In a move being hailed as “groundbreaking,” Universal Music Group has struck a significant licensing deal with the National Music Publisher’s Association (NMPA) in which independent music publishers will receive a cut of the royalties for their songs being performed in music videos and streaming on video websites such as Vevo.
These things are always complicated, but here’s the scoop in plain English (as best as we understand it). Up until recently, streaming music videos were considered a promotional tool by the labels to encourage music sales, so they neither licensed nor paid for the music appearing in those videos. But as streaming content is rapidly becoming the norm in our increasingly mobile culture, more people have been opting to stream music videos from sites such as YouTube and Vevo on their devices, rather than buy CDs or downloads. As a result, Vevo (which is partly owned by Universal) netted a reported $150 million in revenue last year, none of which went to the indie music publishers and songwriters whose songs were playing in the videos. This discrepancy has resulted in increased pressure on the labels to start paying royalties on music videos as a deliverable product.

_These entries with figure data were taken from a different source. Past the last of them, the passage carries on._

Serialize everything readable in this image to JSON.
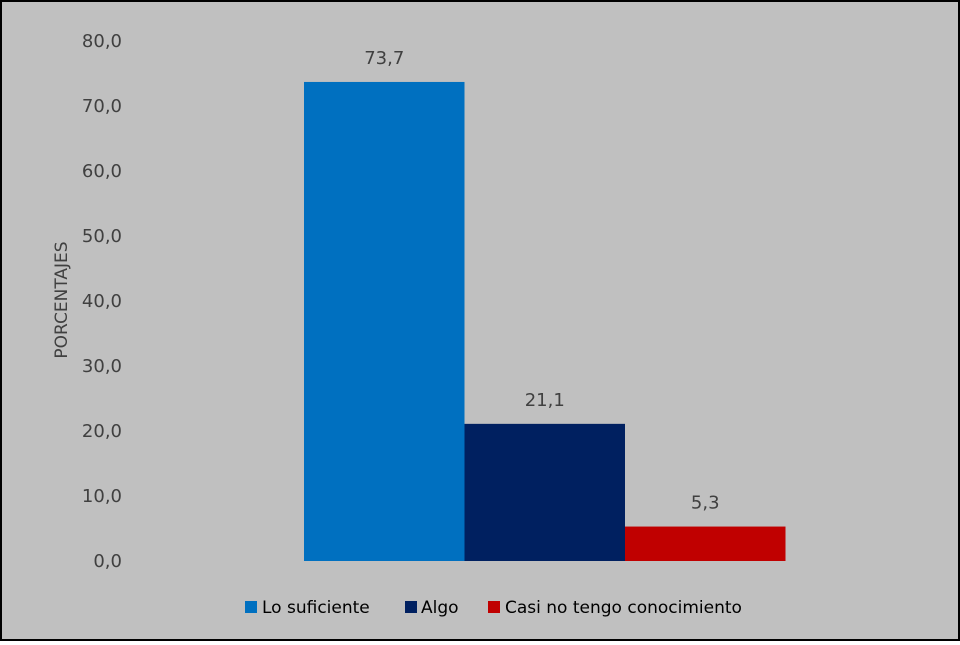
{
  "chart_data": {
    "type": "bar",
    "title": "",
    "xlabel": "",
    "ylabel": "PORCENTAJES",
    "ylim": [
      0,
      80
    ],
    "y_tick_step": 10,
    "grid": false,
    "legend_position": "bottom",
    "background_color": "#c0c0c0",
    "border_color": "#000000",
    "series": [
      {
        "name": "Lo suficiente",
        "value": 73.7,
        "label": "73,7",
        "color": "#0070c0"
      },
      {
        "name": "Algo",
        "value": 21.1,
        "label": "21,1",
        "color": "#002060"
      },
      {
        "name": "Casi no tengo conocimiento",
        "value": 5.3,
        "label": "5,3",
        "color": "#c00000"
      }
    ],
    "y_ticks": [
      "0,0",
      "10,0",
      "20,0",
      "30,0",
      "40,0",
      "50,0",
      "60,0",
      "70,0",
      "80,0"
    ]
  }
}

Under the terms of this deal, NMPA member publishers will license their works for use in music videos under the UMG umbrella, and will receive royalties calculated on a percentage of revenue. The deal reportedly also extends to ringtones and other similar products offered by UMG.
The Universal deal is being hailed by NMPA’s CEO David Israelite as a “model licensing deal.” In a recent statement, he said:
“Music videos have become an important part of the music business ecosystem. They are not simply promotional tools to help sell recordings. The agreement announced today is an important first step in resolving industry-wide music video issues.”
The deal is the first of its kind between NMPA and a major label, and will no doubt increase pressure on other labels to follow suit as a rapidly changing music market continues to present challenges to ensure that songwriters, musicians and publishers are fairly compensated for their work.